I settled on the floor close beside the bier, behind a giant bronze statue of the sun god’s horse. Shielded from view by the statue’s massive base, I shifted back to human form. Again it took far too long, and I was near prostrate after, sweating as if I’d run ten leagues in the desert. My senses were near overwhelmed by the thickly scented smokes and perfumes, and I felt as if someone had slapped on blinders and stuffed my ears with wool as I reverted to my own sight and hearing.
I leaned against the block of marble and waited, trying to shake off the unhealthy disturbance of my shifting. The Prince had not moved since my first glimpse of him. How did he mourn his cold and ruthless father? The father who had indulged his every boyish whim, and then given him to his harsh uncle to raise as a warrior. The father who had condemned his only son to die when Aleksander could not prove his innocence of that uncle’s death, and who had yielded only one fierce embrace when at last the truth came out and the executioner’s ax was stayed. The father who had been unable to face the rigors of ruling after so close a brush with disaster and laid the mantle of empire on a young man who scarcely knew himself. This day would be very hard for Aleksander, far beyond treachery and danger and duplicity. If they had parted in anger, as rumor had it, things would likely be worse.
“Time gives us no indulgence, my lord,” I said at last, speaking softly from my hiding place. “And so I must intrude upon your grieving. I wish I had no need.” His enemies were moving.
A long while passed before he answered, as if he had a very long way to come from wherever his thoughts had taken him. He did not shift a muscle, thus leaving his voice half muffled by the floor. “Have you a wish to die this day, Ezzarian?”
Despite the somber circumstance, I smiled. Whatever threat an observer might have noted in those words was belied by their history and the particular dry tone in which he voiced them. When I was a slave and the demon Khelid h
ad afflicted Aleksander with an enchantment of sleeplessness, I had made a choice to venture the half-crazed Prince’s presence to tell him of it. On that day he had spoken those words and meant them ... and come very near fulfilling their mortal promise. Now they were a symbol of the gifts we had given each other.
“There seems to be a surfeit of death,” I said. “That’s why I’ve come.”
“I cannot leave here before sunset.” His quiet voice was slightly hoarse. It was almost midday, and he had likely taken up this vigil in the middle of the night. “It would do him dishonor.”
“Then I’ll wait until sunset. Though I’ve no cause to love the dead, for the sake of the living I would do him no dishonor.”
“Oh, gods, Seyonne,”—the quiet words ripped through the suffocating scents and smokes of death—“what cause have I to love the dead? And yet I would neither move from here nor have the hours pass, because the next thing will be his burning, and nothing will be left of him.” The Prince remained prostrate, as if bound to the cold stone.

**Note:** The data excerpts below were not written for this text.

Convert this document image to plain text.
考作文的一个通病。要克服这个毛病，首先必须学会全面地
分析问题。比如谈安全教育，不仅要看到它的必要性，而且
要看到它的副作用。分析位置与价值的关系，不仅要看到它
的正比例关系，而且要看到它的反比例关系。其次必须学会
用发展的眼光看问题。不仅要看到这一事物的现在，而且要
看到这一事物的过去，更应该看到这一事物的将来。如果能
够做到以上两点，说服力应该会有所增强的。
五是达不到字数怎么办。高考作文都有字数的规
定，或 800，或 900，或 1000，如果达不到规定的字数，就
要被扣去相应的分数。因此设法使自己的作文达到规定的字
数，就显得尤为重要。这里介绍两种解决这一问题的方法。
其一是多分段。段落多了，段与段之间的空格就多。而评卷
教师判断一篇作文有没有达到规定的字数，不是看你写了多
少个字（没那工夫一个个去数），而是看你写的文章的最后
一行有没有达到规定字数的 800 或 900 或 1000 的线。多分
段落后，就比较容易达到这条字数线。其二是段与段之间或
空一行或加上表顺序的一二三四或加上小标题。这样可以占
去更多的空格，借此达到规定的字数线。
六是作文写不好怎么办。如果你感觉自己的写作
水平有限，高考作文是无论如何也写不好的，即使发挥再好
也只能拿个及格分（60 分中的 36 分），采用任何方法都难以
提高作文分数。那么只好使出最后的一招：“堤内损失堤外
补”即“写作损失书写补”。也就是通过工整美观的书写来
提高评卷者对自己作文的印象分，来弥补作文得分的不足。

I could say nothing to ease him. My own beloved father had been as different from Ivan zha Denischkar as lush, green Ezzaria was from the Azhaki desert; his death in the Derzhi war of conquest was still my own deepest sorrow. And so I could not guess how much of Aleksander’s loss was love and how much was emptiness. Ivan had been ruler of all the known world for thirty-four years—a lion, a terror, a ferocious and intimidating warrior, the blazing, inescapable sun in Aleksander’s sky.
Creeping darkness stirred within my head like a cat disturbed from afternoon sleep. No. No. No. Terrified that my murderous madness might explode so near the Prince, I called upon every mental discipline I knew to quell it. I had no time for madness. Kanavar had been spoken. Aleksander was going to die if we couldn’t find some way to stop it. A man needed no prophet’s gift to know this.